Like waves that madly, wildly dash,
   When dykes are overthrown,
The barriers of his soul gave way,
   Each life with wrecks was strewn.

And she who might have reached her hand
   To succor and to save,
Soon wept in hopeless agony
   Above a drunkard’s grave.

And bore through life a bleeding heart
   Remembrance of that night,
When she had urged the tempted man
   With wine to make his plight.

        —Frances Ellen Watkins Harper (1825—1911)
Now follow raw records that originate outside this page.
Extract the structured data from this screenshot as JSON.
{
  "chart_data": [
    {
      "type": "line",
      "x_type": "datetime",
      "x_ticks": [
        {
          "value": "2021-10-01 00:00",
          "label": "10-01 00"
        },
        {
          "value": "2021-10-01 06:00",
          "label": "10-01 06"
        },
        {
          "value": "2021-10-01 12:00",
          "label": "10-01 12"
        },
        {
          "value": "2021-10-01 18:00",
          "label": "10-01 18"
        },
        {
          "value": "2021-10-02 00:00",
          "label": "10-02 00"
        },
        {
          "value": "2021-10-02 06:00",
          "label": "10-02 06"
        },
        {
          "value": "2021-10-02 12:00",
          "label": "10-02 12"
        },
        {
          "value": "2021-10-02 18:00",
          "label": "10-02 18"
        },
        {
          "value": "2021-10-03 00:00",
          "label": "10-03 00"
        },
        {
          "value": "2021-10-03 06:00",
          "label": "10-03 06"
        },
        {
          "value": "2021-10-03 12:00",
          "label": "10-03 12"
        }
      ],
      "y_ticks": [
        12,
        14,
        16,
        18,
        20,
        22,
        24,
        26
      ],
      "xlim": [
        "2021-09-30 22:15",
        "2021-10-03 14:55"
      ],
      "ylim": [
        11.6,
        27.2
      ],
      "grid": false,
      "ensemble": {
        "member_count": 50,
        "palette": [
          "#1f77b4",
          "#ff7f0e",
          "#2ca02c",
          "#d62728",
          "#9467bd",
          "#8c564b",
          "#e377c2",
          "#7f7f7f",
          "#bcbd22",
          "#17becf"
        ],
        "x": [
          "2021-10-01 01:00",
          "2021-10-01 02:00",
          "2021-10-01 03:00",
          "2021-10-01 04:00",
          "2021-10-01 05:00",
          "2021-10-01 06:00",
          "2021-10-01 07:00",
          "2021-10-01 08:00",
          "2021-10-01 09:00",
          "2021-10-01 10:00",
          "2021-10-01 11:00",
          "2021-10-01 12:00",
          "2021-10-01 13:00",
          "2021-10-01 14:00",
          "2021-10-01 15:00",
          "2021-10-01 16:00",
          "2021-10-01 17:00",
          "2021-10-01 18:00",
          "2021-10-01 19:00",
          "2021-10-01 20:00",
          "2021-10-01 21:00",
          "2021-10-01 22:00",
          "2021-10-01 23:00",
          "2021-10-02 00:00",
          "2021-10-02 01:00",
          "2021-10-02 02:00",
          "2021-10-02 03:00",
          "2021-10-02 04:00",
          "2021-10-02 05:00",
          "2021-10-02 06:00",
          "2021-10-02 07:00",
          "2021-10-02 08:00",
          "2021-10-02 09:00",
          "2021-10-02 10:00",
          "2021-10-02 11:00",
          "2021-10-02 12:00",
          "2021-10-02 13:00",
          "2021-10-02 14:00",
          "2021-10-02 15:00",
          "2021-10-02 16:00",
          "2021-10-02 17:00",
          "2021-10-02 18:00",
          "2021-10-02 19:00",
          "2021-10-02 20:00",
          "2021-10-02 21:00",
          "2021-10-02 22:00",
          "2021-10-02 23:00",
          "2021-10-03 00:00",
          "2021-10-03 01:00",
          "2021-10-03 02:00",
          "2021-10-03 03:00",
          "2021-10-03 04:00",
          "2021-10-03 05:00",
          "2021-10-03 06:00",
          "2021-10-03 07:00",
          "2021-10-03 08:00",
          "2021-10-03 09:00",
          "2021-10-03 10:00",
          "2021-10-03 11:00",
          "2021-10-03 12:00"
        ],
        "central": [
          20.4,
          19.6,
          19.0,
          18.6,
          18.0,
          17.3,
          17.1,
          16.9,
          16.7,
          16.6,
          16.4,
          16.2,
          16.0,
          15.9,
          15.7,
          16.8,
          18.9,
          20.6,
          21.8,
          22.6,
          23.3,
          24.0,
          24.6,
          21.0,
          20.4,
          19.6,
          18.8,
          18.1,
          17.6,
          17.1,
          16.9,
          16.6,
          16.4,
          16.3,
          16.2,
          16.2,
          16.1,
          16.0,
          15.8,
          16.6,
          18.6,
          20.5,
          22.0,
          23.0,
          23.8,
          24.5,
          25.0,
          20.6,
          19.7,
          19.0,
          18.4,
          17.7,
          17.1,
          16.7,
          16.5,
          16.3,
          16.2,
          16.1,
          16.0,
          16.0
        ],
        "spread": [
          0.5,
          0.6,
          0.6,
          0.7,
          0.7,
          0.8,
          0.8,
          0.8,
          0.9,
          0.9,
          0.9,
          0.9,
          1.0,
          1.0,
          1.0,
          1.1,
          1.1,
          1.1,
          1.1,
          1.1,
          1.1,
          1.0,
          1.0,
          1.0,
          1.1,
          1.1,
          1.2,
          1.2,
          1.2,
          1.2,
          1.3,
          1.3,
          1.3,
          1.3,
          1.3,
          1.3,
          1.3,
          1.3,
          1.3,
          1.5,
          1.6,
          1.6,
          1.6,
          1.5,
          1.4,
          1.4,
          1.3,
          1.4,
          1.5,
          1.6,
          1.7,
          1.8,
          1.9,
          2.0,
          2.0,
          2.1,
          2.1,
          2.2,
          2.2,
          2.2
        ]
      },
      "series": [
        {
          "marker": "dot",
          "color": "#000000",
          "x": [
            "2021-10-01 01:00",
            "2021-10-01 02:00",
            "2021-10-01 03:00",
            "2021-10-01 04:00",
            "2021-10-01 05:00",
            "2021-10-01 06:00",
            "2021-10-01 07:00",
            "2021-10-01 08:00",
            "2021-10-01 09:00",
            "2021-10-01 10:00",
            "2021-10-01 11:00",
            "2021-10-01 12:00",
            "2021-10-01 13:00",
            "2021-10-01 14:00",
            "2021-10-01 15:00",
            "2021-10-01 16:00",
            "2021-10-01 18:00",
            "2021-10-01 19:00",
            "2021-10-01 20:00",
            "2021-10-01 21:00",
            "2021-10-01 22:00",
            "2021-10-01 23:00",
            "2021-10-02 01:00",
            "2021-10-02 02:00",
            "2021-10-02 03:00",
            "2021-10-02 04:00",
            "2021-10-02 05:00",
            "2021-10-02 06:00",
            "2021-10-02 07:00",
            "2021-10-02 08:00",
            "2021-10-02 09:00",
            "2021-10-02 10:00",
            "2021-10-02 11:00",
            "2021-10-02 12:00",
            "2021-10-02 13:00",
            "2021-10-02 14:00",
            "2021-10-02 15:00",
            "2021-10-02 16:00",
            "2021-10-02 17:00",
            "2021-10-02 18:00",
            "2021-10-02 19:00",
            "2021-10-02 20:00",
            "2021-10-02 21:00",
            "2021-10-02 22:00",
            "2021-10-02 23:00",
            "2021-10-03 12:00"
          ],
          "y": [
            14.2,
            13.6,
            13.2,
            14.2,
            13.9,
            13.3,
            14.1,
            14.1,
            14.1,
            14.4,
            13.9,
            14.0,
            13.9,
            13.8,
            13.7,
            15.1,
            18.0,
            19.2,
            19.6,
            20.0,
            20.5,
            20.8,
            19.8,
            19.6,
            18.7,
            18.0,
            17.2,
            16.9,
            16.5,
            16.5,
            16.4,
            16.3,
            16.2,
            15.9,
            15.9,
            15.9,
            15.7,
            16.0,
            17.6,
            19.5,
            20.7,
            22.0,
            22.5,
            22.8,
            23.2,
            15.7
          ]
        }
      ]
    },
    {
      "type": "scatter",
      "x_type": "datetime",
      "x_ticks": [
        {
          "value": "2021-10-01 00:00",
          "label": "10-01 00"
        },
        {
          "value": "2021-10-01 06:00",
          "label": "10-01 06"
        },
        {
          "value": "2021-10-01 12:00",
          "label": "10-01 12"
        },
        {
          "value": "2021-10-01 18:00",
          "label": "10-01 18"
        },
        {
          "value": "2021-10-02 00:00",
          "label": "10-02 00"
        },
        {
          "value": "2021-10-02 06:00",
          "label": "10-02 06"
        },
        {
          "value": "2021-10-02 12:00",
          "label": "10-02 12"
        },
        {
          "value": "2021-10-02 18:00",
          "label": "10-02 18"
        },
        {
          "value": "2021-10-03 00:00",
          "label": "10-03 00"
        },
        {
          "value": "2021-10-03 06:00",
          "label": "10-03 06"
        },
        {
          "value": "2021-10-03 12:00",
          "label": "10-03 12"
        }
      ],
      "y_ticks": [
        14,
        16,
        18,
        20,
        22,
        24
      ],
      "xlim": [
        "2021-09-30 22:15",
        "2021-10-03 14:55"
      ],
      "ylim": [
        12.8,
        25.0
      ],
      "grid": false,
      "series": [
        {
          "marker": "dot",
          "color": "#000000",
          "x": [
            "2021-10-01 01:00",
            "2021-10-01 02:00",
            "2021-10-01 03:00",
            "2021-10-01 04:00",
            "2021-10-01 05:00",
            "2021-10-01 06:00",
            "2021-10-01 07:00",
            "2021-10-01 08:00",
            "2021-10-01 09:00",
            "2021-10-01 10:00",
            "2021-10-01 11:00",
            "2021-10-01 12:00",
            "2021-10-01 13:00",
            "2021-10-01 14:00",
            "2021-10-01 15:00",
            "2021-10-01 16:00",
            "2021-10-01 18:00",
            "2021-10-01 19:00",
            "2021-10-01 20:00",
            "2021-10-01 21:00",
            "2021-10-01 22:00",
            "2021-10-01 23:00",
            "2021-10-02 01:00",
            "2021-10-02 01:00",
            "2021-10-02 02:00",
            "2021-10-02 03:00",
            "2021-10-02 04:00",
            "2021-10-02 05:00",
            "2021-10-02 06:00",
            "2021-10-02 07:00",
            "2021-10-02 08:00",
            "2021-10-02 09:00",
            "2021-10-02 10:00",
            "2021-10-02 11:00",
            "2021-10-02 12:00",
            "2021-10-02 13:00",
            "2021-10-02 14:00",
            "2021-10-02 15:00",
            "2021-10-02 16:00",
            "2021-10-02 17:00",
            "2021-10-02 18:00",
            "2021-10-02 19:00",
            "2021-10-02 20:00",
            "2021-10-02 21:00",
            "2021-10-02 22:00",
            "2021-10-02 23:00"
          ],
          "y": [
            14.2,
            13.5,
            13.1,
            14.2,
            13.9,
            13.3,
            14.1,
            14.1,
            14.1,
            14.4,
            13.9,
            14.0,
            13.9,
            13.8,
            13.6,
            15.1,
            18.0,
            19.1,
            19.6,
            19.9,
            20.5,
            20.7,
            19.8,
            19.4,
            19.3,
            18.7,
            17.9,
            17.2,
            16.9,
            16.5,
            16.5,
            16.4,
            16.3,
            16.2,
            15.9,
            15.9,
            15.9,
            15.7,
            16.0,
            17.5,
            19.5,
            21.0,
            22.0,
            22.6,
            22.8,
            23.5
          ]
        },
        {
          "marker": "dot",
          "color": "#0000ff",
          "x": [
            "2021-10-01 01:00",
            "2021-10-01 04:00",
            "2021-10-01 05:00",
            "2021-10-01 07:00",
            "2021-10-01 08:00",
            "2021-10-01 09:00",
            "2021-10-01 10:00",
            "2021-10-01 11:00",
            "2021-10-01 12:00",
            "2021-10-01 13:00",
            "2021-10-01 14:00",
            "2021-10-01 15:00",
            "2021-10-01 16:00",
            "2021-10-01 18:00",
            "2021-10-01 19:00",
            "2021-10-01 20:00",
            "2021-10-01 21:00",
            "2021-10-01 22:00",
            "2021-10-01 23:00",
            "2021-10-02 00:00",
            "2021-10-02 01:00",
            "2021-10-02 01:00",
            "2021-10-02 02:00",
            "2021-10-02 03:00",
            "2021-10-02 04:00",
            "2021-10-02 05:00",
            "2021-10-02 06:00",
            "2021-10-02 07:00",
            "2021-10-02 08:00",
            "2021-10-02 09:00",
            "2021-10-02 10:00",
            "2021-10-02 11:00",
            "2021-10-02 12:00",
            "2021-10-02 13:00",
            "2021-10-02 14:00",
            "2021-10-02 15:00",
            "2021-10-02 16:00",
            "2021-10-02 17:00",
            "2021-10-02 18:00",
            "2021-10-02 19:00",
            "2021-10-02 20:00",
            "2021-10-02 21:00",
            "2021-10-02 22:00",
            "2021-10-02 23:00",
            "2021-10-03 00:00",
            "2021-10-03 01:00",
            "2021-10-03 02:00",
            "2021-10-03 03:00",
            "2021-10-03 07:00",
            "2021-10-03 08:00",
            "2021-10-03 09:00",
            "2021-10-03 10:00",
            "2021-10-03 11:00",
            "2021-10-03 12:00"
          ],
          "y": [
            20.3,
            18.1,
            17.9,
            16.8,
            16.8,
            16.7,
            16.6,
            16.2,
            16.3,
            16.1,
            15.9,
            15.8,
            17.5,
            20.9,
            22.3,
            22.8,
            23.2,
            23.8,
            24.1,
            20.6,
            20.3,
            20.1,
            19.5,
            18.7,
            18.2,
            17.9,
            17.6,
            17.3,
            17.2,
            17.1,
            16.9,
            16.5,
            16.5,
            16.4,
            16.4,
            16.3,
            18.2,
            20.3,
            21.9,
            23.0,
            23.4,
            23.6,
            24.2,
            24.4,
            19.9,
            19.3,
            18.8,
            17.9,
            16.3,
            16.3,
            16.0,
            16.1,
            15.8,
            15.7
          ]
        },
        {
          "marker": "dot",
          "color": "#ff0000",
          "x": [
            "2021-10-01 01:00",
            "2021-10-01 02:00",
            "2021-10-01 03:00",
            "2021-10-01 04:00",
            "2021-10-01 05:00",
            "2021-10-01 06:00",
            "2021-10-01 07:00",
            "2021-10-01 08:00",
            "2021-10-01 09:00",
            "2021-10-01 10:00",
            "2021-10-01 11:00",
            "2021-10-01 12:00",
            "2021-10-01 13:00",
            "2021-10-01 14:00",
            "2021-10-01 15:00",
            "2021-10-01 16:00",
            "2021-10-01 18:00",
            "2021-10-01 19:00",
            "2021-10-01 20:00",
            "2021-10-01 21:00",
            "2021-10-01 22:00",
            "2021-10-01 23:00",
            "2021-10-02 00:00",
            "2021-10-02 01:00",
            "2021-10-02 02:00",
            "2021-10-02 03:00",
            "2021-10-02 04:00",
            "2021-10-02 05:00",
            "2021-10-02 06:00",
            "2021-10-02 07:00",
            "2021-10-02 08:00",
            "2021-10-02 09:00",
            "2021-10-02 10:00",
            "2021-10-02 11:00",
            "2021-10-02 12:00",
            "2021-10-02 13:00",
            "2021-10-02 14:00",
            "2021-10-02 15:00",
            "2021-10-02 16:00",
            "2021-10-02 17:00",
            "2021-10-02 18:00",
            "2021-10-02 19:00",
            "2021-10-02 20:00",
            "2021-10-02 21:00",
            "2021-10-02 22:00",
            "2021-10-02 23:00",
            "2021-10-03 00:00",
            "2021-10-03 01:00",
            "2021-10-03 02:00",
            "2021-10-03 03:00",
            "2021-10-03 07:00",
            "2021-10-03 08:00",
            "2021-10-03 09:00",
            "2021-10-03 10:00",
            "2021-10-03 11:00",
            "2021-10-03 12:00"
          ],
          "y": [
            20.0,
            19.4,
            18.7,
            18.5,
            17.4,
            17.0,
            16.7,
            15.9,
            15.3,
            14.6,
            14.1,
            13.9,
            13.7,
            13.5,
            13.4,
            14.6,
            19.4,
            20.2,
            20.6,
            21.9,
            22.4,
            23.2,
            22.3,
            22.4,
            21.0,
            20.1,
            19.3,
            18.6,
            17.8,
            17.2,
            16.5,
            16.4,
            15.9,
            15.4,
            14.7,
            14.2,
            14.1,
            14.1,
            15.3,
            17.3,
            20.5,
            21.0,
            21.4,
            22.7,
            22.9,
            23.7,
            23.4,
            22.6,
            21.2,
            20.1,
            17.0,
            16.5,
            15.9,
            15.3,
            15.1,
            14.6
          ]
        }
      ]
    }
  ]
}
We Drop Our Dead in the Sea

We drop our dead in the sea,
  The bottomless, bottomless sea;
Each bubble a hollow sigh,
  As it sinks forever and aye.

We drop our dead in the sea,—
  The dead reck not of aught;
We drop our dead in the sea,—
  The sea ne’er gives it a thought.

Sink, sink, oh corpse, still sink,
  Far down in the bottomless sea,
Where the unknown forms do prowl,
  Down, down in the bottomless sea.

’Tis night above, and night all round,
  And night will it be with thee;
As thou sinkest, and sinkest for aye,
  Deeper down in the bottomless sea.

        —Herman Melville (1819—1891)


When the voices of children are heard on the green,
And whisperings are in the dale,
The days of my youth rise fresh in my mind,
My face turns green and pale.

Then come home, my children, the sun is gone down,
And the dews of night arise;
Your spring and your day are wasted in play,
And your winter and night in disguise.